JABAR EKSPRES – Sebuah tragedi terjadi pada 20 Februari 2025, ketika seorang siswa SMK Dharma Pertiwi berinisial MDF (17) meninggal dunia saat ujian praktik pentas seni di sekolahnya. Insiden yang disaksikan oleh sekitar 300 siswa ini memicu perhatian dari Komisi Perlindungan Anak Indonesia (KPAI), yang menyoroti adanya unsur kekerasan dalam adegan drama yang ditampilkan.
Anggota KPAI, Diyah Puspitarini, menyampaikan rasa duka mendalam atas kejadian tersebut dan menegaskan bahwa insiden ini harus ditangani secara serius agar tidak terulang di masa depan.
“Kami sangat menyesalkan masih adanya adegan yang mengandung unsur kekerasan dalam pertunjukan sekolah. Namun, kami mengapresiasi langkah cepat yang diambil oleh Polres Cimahi untuk menangani kasus ini secara transparan,” ujar Diyah.
Diyah menekankan pentingnya penerapan Undang-Undang Perlindungan Anak, mengingat banyaknya anak-anak yang menjadi saksi mata kejadian tersebut. “Kami sangat sedih dan turut berduka cita, terutama karena korban masih di bawah umur,” tambahnya.

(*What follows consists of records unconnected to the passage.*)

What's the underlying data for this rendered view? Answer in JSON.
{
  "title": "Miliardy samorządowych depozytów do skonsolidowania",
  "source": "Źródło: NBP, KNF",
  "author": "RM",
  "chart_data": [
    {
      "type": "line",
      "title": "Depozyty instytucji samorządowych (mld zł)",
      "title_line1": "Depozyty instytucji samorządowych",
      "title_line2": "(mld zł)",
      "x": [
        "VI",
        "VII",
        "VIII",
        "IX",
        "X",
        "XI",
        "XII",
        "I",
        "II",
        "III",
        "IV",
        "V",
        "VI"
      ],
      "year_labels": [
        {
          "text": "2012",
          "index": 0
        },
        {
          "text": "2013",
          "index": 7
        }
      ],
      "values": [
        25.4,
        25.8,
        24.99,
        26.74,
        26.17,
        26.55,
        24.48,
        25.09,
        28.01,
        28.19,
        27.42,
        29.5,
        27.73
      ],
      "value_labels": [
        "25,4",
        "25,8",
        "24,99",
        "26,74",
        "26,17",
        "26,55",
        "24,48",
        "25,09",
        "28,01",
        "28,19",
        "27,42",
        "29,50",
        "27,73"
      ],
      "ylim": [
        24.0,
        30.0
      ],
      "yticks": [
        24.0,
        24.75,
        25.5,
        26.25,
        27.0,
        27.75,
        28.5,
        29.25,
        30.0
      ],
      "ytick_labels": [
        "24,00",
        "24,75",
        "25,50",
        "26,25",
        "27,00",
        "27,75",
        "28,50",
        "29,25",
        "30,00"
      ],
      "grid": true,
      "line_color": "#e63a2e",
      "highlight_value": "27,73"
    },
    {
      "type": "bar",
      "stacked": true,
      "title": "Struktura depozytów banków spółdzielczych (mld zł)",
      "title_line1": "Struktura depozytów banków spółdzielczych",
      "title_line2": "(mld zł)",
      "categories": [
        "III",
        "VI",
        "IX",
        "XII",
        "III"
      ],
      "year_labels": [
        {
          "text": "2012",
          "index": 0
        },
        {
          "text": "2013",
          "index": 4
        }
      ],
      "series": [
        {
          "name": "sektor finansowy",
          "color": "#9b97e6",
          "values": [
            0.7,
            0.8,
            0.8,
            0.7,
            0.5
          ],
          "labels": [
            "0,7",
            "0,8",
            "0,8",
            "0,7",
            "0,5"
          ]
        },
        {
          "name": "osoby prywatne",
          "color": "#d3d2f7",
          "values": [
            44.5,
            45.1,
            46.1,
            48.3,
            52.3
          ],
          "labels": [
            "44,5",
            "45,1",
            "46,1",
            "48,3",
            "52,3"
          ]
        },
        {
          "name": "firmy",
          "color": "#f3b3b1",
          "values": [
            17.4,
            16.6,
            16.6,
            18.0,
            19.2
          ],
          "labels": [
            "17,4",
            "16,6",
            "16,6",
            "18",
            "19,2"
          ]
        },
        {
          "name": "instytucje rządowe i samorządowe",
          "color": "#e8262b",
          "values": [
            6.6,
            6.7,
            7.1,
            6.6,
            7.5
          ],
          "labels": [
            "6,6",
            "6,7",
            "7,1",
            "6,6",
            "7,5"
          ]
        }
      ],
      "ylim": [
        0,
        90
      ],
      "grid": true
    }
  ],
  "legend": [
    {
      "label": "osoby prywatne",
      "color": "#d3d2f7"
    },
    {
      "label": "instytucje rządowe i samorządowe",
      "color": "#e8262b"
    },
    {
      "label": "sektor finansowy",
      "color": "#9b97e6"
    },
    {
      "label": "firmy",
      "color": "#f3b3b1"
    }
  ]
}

Dalam menanggapi kasus ini, Diyah menjelaskan empat langkah utama yang perlu diambil:
Tanggap cepat dan proses hukum yang segera dilakukan.Pendampingan psikologis bagi anak-anak yang menyaksikan kejadian tersebut.Rehabilitasi sosial bagi anak-anak yang terdampak.Perlindungan hukum yang jelas dan transparan.
Ia juga menegaskan bahwa hak-hak anak, termasuk hak-hak korban yang telah meninggal, harus dipenuhi dengan transparansi penuh.
“Kami berharap agar semua aspek dari kejadian ini dapat diperiksa dengan seksama,” ujarnya.
Diyah juga menyarankan perlunya koordinasi antara berbagai pihak, termasuk pemerintah daerah, Dinas Pendidikan, DP3A, dan Dinas Sosial, untuk menangani kasus ini secara komprehensif.
“Kasus seperti ini bukan hanya masalah satu keluarga, tetapi juga masalah daerah dan masa depan bangsa. Satu nyawa anak adalah satu masa depan yang tak ternilai,” tegasnya.
Diyah menambahkan pentingnya pendampingan psikologis untuk keluarga korban dan juga bagi siswa lainnya yang menyaksikan kejadian tragis tersebut. “Kami berharap sekolah dapat memberikan pendampingan bagi sekitar 300 siswa yang menyaksikan kejadian ini secara langsung,” kata Diyah.
Ia mengajak semua pihak untuk bekerja sama dalam mencari solusi dan menyelesaikan kasus ini secara bersama-sama, tanpa saling melemparkan tanggung jawab. “Mari kita bersatu untuk mencari solusi terbaik demi perlindungan anak,” pungkasnya.